Capital-risque : le Maroc peut-il devenir le hub d’innovation de l’Afrique ?

Venture Capital

Alors que le Maroc grimpe dans les classements internationaux et attire un volume inédit de financements, l’écosystème VC devient un véritable catalyseur. Il révèle des talents, modernise les secteurs clés et prépare l’industrie marocaine aux technologies de demain. Dans cet entretien, Tarik Haddi, Administrateur et Directeur Général d'Azur Partners décrypte les ressorts de cette dynamique et les conditions pour faire du Maroc un hub régional de croissance et d’investissement en Afrique.
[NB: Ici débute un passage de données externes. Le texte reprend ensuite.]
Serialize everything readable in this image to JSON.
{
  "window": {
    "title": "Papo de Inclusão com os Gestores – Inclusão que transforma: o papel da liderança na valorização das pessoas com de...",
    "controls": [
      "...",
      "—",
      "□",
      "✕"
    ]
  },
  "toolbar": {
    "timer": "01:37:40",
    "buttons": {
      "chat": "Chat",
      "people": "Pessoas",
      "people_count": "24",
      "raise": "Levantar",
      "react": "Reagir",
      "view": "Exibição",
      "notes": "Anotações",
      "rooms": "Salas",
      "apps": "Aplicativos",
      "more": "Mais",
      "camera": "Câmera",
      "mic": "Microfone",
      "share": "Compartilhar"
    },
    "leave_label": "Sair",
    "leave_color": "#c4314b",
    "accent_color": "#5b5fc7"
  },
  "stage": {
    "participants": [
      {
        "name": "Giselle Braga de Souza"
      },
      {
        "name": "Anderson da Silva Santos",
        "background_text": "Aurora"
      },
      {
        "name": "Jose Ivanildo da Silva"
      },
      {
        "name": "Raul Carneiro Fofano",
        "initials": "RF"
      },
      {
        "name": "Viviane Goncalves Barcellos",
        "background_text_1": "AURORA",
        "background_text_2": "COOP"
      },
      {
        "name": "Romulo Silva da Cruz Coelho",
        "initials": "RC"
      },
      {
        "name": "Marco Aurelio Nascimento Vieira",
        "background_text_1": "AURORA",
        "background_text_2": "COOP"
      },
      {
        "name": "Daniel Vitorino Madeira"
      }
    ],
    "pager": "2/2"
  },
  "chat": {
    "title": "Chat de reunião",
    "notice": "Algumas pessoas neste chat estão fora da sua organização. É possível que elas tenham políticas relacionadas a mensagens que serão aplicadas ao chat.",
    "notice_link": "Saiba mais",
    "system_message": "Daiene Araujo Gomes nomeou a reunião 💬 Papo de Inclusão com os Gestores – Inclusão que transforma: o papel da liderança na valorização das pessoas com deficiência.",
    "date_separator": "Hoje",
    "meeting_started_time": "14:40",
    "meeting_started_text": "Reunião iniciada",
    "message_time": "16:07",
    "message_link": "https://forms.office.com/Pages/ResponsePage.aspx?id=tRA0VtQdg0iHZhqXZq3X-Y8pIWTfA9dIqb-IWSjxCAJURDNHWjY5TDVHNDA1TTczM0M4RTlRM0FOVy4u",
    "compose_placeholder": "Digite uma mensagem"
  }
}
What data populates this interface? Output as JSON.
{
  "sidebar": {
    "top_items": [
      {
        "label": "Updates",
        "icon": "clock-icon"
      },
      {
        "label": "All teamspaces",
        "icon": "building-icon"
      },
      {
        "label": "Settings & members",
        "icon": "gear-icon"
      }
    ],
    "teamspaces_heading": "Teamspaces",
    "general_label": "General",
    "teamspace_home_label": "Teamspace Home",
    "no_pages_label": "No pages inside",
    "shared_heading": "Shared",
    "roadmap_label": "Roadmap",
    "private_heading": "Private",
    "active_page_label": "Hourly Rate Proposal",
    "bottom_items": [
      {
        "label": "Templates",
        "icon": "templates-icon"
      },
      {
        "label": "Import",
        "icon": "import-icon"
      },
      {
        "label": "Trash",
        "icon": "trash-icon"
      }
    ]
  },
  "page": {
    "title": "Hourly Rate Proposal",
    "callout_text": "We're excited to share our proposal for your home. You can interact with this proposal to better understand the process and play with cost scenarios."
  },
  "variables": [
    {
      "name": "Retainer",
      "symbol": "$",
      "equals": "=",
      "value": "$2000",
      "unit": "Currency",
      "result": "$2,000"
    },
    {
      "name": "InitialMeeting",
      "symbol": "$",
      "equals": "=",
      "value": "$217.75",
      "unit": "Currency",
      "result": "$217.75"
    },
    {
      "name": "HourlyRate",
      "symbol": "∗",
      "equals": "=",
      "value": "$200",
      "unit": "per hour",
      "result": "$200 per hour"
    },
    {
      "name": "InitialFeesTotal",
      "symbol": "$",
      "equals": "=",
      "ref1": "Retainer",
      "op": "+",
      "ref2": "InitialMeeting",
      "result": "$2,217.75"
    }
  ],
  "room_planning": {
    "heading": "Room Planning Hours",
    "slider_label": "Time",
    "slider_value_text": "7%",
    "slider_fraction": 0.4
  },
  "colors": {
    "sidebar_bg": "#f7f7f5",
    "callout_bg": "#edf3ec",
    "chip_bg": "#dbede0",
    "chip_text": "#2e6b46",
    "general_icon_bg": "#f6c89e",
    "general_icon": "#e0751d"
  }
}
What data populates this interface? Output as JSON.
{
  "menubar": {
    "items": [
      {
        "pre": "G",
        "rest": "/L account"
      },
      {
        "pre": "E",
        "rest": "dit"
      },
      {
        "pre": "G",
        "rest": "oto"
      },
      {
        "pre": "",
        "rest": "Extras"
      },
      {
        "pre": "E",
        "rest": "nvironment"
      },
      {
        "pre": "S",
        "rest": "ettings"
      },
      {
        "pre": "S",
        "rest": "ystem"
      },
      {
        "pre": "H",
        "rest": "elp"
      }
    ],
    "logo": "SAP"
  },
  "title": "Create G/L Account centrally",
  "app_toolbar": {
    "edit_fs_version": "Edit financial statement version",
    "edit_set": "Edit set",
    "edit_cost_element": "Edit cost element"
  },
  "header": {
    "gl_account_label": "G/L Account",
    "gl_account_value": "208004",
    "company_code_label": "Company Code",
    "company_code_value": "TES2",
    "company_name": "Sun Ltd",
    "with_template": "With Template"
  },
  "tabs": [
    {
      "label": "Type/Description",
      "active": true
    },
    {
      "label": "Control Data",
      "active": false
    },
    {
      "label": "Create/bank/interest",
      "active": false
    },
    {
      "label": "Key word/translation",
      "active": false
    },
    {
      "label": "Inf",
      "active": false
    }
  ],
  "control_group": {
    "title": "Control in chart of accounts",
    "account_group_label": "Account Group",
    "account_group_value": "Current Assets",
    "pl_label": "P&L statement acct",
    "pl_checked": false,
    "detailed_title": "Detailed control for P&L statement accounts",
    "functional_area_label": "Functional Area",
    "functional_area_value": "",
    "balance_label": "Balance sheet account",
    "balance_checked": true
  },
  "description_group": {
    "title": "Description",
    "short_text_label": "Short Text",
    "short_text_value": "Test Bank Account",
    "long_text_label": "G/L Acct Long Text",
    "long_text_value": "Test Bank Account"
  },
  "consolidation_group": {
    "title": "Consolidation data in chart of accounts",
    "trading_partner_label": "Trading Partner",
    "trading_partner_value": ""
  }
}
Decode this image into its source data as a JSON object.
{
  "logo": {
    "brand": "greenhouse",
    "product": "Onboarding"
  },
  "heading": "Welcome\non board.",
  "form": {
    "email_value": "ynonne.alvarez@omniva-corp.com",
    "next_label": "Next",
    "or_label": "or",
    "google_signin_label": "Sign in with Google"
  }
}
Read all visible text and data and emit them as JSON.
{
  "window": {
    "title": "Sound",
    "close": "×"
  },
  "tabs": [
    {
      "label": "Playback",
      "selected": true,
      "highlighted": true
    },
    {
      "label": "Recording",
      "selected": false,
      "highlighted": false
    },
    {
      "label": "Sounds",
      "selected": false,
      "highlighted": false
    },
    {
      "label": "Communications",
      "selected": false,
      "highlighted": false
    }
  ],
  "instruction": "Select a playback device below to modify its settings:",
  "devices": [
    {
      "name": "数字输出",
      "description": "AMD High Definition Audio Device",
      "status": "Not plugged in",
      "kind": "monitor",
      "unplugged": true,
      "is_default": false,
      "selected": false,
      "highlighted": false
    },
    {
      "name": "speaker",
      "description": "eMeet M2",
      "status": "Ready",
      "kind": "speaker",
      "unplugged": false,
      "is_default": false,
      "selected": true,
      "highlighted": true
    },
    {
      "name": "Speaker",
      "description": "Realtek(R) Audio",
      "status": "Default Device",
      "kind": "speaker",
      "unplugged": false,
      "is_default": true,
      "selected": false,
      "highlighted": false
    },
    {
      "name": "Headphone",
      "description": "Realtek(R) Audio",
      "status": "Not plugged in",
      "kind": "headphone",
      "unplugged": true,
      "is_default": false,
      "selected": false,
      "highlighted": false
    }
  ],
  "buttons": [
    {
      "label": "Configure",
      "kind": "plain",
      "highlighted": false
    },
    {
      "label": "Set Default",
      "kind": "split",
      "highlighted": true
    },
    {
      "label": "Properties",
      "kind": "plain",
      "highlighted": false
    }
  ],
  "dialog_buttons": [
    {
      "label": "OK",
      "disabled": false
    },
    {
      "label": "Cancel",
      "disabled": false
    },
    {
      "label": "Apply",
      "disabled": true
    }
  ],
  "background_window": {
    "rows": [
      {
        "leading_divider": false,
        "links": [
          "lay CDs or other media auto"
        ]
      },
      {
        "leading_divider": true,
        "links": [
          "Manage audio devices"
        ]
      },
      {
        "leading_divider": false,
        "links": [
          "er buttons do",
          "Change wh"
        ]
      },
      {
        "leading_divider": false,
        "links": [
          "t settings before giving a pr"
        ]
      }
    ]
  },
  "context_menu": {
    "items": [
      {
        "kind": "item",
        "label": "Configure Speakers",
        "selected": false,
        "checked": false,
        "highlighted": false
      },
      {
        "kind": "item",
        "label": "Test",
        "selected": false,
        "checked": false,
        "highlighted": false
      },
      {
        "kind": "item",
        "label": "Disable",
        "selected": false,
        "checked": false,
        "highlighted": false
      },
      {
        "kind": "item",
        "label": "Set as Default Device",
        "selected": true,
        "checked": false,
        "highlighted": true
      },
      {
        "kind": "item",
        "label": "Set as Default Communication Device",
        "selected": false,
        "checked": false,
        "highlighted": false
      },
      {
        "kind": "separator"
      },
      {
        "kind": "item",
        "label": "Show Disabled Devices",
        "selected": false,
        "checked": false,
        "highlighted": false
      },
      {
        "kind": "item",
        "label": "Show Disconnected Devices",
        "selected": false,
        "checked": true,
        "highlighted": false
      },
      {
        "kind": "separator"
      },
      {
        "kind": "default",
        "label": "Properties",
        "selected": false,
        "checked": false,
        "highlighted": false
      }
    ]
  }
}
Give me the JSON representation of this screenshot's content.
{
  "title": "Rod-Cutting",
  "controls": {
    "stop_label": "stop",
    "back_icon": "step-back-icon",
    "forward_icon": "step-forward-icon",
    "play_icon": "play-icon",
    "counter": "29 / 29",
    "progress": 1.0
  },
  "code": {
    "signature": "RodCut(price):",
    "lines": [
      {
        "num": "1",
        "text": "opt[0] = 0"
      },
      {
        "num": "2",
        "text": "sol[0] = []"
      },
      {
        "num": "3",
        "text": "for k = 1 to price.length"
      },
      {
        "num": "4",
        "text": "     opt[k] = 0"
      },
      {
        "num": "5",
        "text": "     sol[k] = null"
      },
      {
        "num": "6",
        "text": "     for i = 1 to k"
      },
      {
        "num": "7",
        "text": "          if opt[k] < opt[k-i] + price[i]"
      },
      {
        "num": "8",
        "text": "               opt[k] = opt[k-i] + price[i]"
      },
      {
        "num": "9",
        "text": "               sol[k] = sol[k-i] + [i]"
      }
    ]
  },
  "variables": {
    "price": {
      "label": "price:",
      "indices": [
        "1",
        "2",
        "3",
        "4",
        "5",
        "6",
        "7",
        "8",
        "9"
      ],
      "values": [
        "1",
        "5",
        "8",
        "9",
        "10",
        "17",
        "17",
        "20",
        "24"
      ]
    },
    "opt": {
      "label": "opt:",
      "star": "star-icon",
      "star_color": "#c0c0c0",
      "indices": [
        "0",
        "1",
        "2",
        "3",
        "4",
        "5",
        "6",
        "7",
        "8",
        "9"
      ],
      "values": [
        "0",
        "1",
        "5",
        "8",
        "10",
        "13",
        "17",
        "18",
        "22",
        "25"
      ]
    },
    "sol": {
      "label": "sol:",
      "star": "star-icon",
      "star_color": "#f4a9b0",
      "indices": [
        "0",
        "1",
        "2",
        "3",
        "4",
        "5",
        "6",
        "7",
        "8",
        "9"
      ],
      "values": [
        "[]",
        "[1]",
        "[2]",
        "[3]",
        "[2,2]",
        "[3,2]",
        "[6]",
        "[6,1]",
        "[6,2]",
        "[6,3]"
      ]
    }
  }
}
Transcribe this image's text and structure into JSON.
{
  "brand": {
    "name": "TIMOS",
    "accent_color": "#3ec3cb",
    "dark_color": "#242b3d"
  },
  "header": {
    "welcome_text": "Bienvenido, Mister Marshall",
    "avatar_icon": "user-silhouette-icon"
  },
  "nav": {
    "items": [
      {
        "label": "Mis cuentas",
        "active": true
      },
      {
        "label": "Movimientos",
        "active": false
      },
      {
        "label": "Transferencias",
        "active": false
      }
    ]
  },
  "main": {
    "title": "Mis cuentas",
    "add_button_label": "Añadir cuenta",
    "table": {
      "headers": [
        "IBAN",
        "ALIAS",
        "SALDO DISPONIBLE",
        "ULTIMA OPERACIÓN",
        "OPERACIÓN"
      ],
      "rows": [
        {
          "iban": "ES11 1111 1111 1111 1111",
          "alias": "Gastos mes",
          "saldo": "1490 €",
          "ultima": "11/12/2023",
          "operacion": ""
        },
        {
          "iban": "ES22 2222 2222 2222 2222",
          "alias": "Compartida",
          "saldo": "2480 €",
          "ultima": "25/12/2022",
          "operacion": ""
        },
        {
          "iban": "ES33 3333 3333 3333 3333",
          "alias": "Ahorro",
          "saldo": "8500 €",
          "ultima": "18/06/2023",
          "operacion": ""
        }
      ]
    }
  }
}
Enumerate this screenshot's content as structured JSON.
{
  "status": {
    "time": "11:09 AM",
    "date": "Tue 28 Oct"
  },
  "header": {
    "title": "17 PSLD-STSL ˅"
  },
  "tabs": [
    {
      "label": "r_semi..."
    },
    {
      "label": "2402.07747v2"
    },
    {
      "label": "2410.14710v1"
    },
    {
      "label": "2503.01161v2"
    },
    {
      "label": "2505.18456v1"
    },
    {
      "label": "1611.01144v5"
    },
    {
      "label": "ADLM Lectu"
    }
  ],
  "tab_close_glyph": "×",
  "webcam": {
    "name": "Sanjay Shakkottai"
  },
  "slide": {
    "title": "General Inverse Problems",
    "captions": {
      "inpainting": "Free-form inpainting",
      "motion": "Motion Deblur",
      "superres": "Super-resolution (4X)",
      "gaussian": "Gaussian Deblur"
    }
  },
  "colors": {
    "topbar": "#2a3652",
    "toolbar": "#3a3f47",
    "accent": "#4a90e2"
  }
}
Boursenews : En quoi le VC peut-il être considéré comme un levier important pour faire du Maroc un hub d’investissement et de croissance en Afrique ?

 

Comme vous le savez, dans le monde d’aujourd’hui, l’investissement et la croissance sont fondamentalement portés par l’innovation qui permet d’ouvrir de nouveaux marchés, d’améliorer la compétitivité des entreprises, voire de transformer les modèles économiques.

 

Et valeur aujourd’hui, à travers le monde, nous n’avons pas trouvé mieux que le capital-risque, souvent qualifié de smart money, pour financer et accompagner l’innovation à travers des mécanismes systémiques : sourcing actif et grilles de sélection fines pour ne retenir que les projets les plus pertinents sur le plan technique et économique, due diligences préinvestissement poussés sur tous les aspects du projet entrepreneurial pour sécuriser l’investissement, structuration financière et de la bonne gouvernance sur mesure, monitoring et accompagnement au quotidien, réinvestissement (follow-on) si nécessaire d’itérer encore le modèle pour arriver à la combinaison optimale qui conviennent au marché et qui soit rentable, préparation des stades ultérieurs de financement ….

 

Et ce faisant, le VC joue un rôle d’accélération de la transformation économique d’une nation, puisqu’il :

  1. favorise l’émergence de talents, compétences et mindset entrepreneuriaux, créateurs d’entreprises et d’emplois qualifiés,
  2. modernise les secteurs traditionnels (santé, agriculture, mobilité et logistique, énergie, éducation…) et accélère la croissance des secteurs de la Tech et de l’innovation,
  3. fait entrer la nation dans l’économie de la connaissance et de l’innovation et permet un minimum de souveraineté technologique dans les domaines stratégiques de l’IA, des biotech, des greentech, de la fintech, …

 

Et en matière de VC, le Maroc fait exception dans un contexte mondiale d’incertitude économique, où le volume du capital-risque a pratiquement été divisé par 2, passant de 670 milliards $ en 2021 à 368 MM$ en 2024 (chiffres KPMG) et en Afrique de 5,2 à 2,2 MM$ sur la même période (chiffres AVCA), puisque en 2024 les startups marocaines ont levé environ 95 millions de dollars, un bond par rapport aux 33 millions de dollars levés en 2023 et aux 26 millions levés en 2022 (chiffres UM6P).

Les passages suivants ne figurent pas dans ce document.